On the same model, in-place isn’t actually faster. Haiku-in-place and Haiku-full-rewrite cross the finish line at the same time. The win there isn’t milliseconds, it’s that you never lose your place while you wait. The speed only shows up when you also switch to the faster model.

What you should take from this

Speed means more to user experience than just reducing the time they spend waiting around. Especially when doing data analysis. Database products like Clickhouse and DuckDB have query latencies that can drop below human reaction time (~200ms) and that has shifted our expectations of how quickly we should be interacting with data. LLMs with their seconds-long API calls now seem like a giant step backwards, even as we rely on them more for NL2SQL. But we shouldn’t get lulled into thinking “that’s just how things are” when latency has us screaming at the screen.

In the world of silicon, there’s always a “faster.”

Appendix: Run it yourself

Everything in this post is in one repo, MIT licensed: github.com/smledbetter/living-query. I shipped it as code so you don’t have to take my word for any of it.

Play with the UX. No key, no build step.

git clone https://github.com/smledbetter/living-query
cd living-query
npm start

Open http://localhost:3000 and hit Play.

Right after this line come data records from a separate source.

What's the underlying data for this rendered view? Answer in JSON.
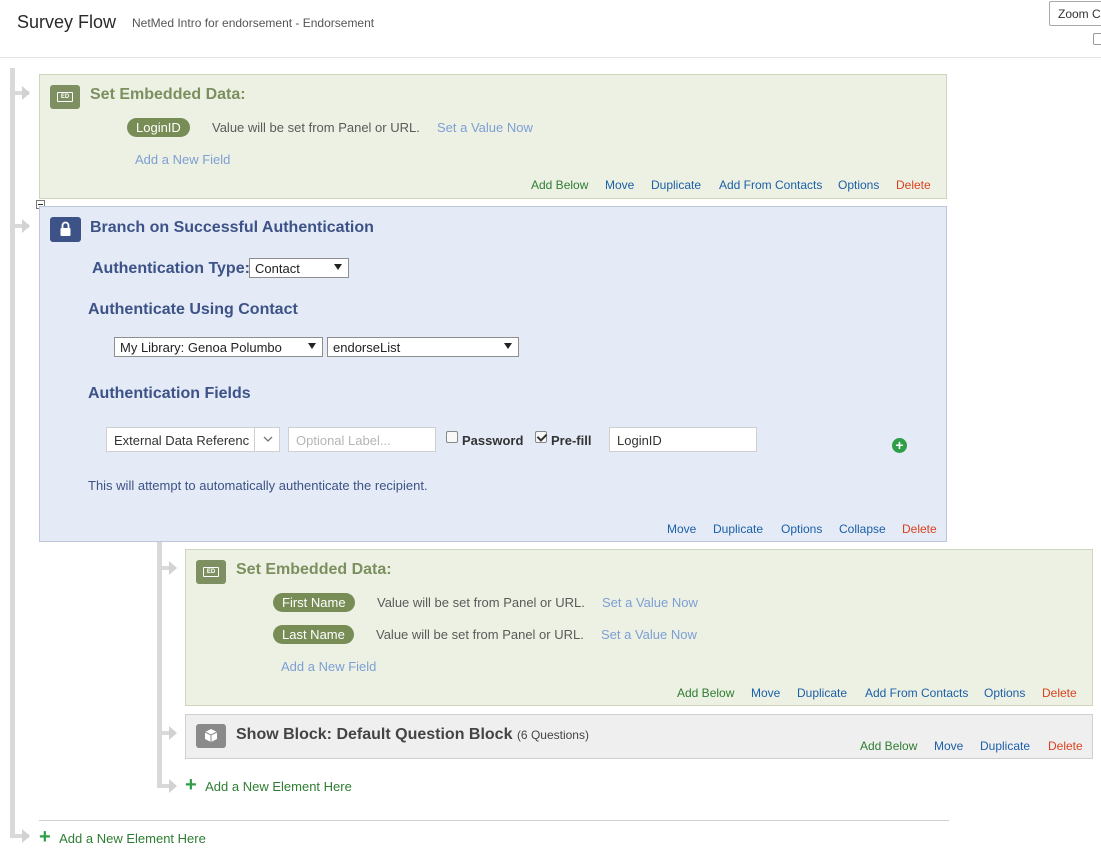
{
  "header": {
    "title": "Survey Flow",
    "subtitle": "NetMed Intro for endorsement - Endorsement",
    "zoom_label": "Zoom C"
  },
  "ed1": {
    "title": "Set Embedded Data:",
    "icon_text": "ED",
    "fields": [
      {
        "name": "LoginID",
        "value_text": "Value will be set from Panel or URL.",
        "link": "Set a Value Now"
      }
    ],
    "add_field": "Add a New Field",
    "actions": {
      "add_below": "Add Below",
      "move": "Move",
      "duplicate": "Duplicate",
      "add_from_contacts": "Add From Contacts",
      "options": "Options",
      "delete": "Delete"
    }
  },
  "auth": {
    "title": "Branch on Successful Authentication",
    "type_label": "Authentication Type:",
    "type_value": "Contact",
    "using_label": "Authenticate Using Contact",
    "library_value": "My Library: Genoa Polumbo",
    "list_value": "endorseList",
    "fields_label": "Authentication Fields",
    "field_select": "External Data Referenc",
    "label_placeholder": "Optional Label...",
    "password_label": "Password",
    "prefill_label": "Pre-fill",
    "prefill_value": "LoginID",
    "note": "This will attempt to automatically authenticate the recipient.",
    "actions": {
      "move": "Move",
      "duplicate": "Duplicate",
      "options": "Options",
      "collapse": "Collapse",
      "delete": "Delete"
    }
  },
  "ed2": {
    "title": "Set Embedded Data:",
    "icon_text": "ED",
    "fields": [
      {
        "name": "First Name",
        "value_text": "Value will be set from Panel or URL.",
        "link": "Set a Value Now"
      },
      {
        "name": "Last Name",
        "value_text": "Value will be set from Panel or URL.",
        "link": "Set a Value Now"
      }
    ],
    "add_field": "Add a New Field",
    "actions": {
      "add_below": "Add Below",
      "move": "Move",
      "duplicate": "Duplicate",
      "add_from_contacts": "Add From Contacts",
      "options": "Options",
      "delete": "Delete"
    }
  },
  "block": {
    "title": "Show Block: Default Question Block",
    "count": "(6 Questions)",
    "actions": {
      "add_below": "Add Below",
      "move": "Move",
      "duplicate": "Duplicate",
      "delete": "Delete"
    }
  },
  "add_inner": "Add a New Element Here",
  "add_outer": "Add a New Element Here",
  "colors": {
    "embedded_bg": "#edf1e3",
    "auth_bg": "#e4ebf6",
    "block_bg": "#efefef",
    "add_green": "#2e9e48",
    "delete_red": "#d9421f",
    "link_blue": "#1b5fa8"
  }
}
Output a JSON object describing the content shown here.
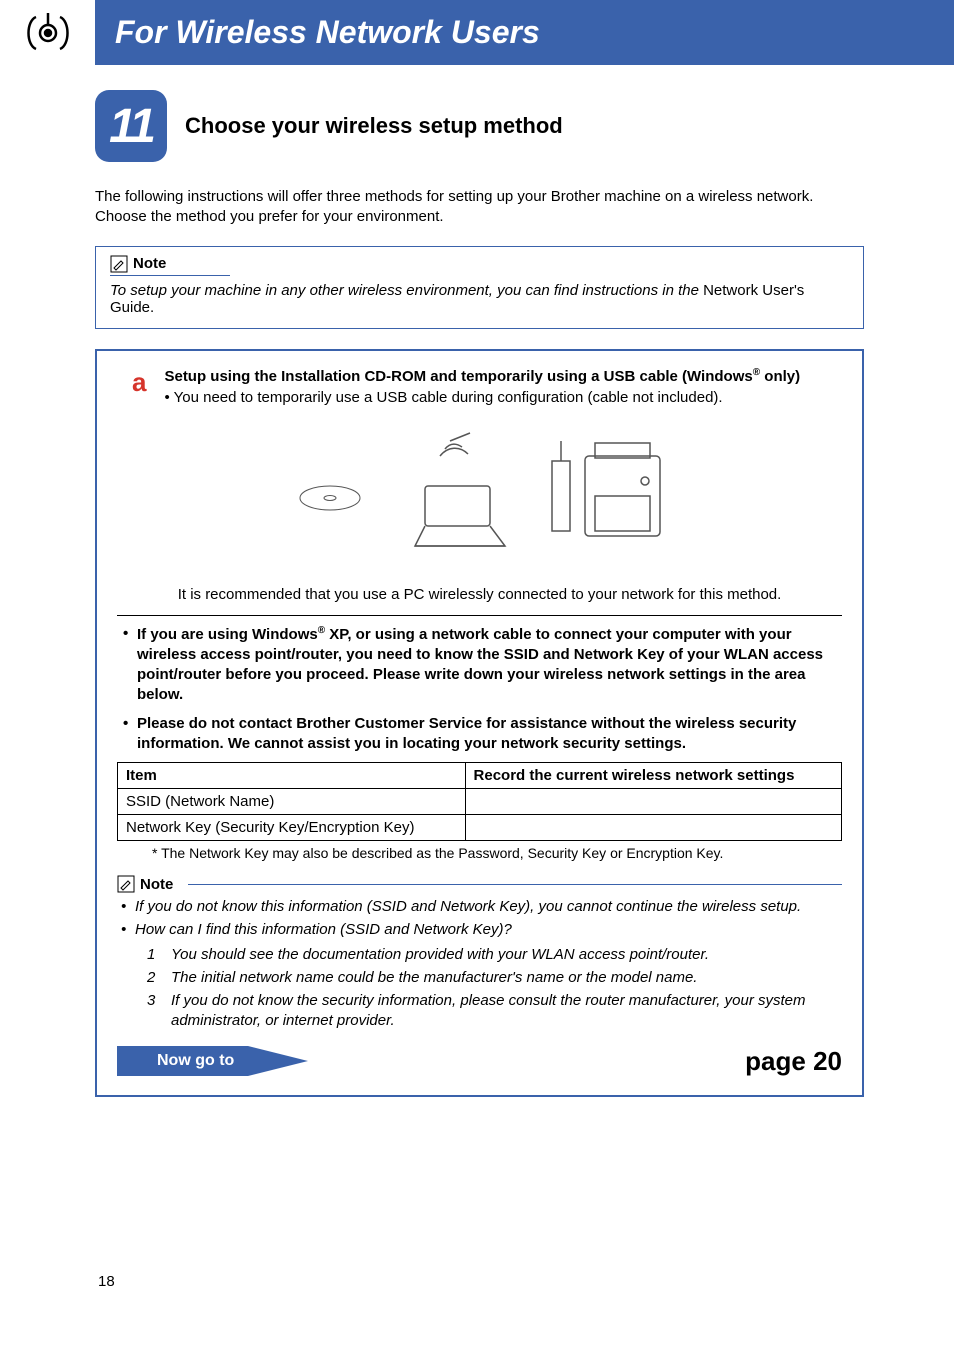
{
  "header": {
    "title": "For Wireless Network Users",
    "icon_name": "wireless-signal-icon"
  },
  "step": {
    "number": "11",
    "title": "Choose your wireless setup method"
  },
  "intro": "The following instructions will offer three methods for setting up your Brother machine on a wireless network. Choose the method you prefer for your environment.",
  "top_note": {
    "label": "Note",
    "text_italic": "To setup your machine in any other wireless environment, you can find instructions in the ",
    "text_plain": "Network User's Guide",
    "text_after": "."
  },
  "option_a": {
    "letter": "a",
    "title_pre": "Setup using the Installation CD-ROM and temporarily using a USB cable (Windows",
    "title_sup": "®",
    "title_post": " only)",
    "sub": "You need to temporarily use a USB cable during configuration (cable not included).",
    "recommend": "It is recommended that you use a PC wirelessly connected to your network for this method.",
    "warn1_pre": "If you are using Windows",
    "warn1_sup": "®",
    "warn1_post": " XP, or using a network cable to connect your computer with your wireless access point/router, you need to know the SSID and Network Key of your WLAN access point/router before you proceed. Please write down your wireless network settings in the area below.",
    "warn2": "Please do not contact Brother Customer Service for assistance without the wireless security information. We cannot assist you in locating your network security settings.",
    "table": {
      "h1": "Item",
      "h2": "Record the current wireless network settings",
      "r1": "SSID (Network Name)",
      "r2": "Network Key (Security Key/Encryption Key)"
    },
    "footnote": "*  The Network Key may also be described as the Password, Security Key or Encryption Key.",
    "inner_note": {
      "label": "Note",
      "li1": "If you do not know this information (SSID and Network Key), you cannot continue the wireless setup.",
      "li2": "How can I find this information (SSID and Network Key)?",
      "ol1": "You should see the documentation provided with your WLAN access point/router.",
      "ol2": "The initial network name could be the manufacturer's name or the model name.",
      "ol3": "If you do not know the security information, please consult the router manufacturer, your system administrator, or internet provider."
    },
    "goto_label": "Now go to",
    "goto_page": "page 20"
  },
  "page_number": "18"
}
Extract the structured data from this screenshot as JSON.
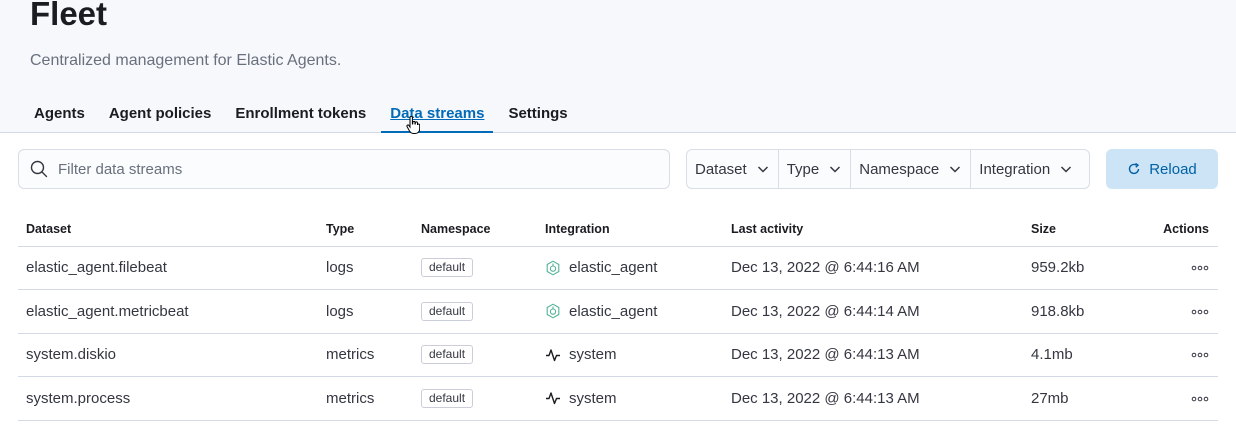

To feel it live with real model calls, grab a Mercury key, switch to the Live tab, and paste it in.

Recreate the GIFs. The three comparison clips are generated deterministically—each side animates at its real measured latency from a virtual clock, so nothing is hand-tuned. With the server running and ffmpeg on your path:

npm i playwright-core
node film/capture.mjs

The GIFs land in assets/.

Reproduce the numbers. Every claim—speed, cost, correctness—has a script in eval/ and a committed result file. Bring your own keys:

export INCEPTION_API_KEY=...   # or MERCURY_API_KEY
export ANTHROPIC_API_KEY=...   # for the Haiku and Opus baselines
cd eval
python3 latency.py             # time to a finished query, per model
python3 cost.py                # real token usage and dollars per session

For the Spider correctness run, the README walks through downloading the benchmark and scoring all three models. The gold-query sanity check has to hit 100% before any model spend, so you know the scorer itself works.

That’s the point of shipping it as code. If you think I got something wrong, go check.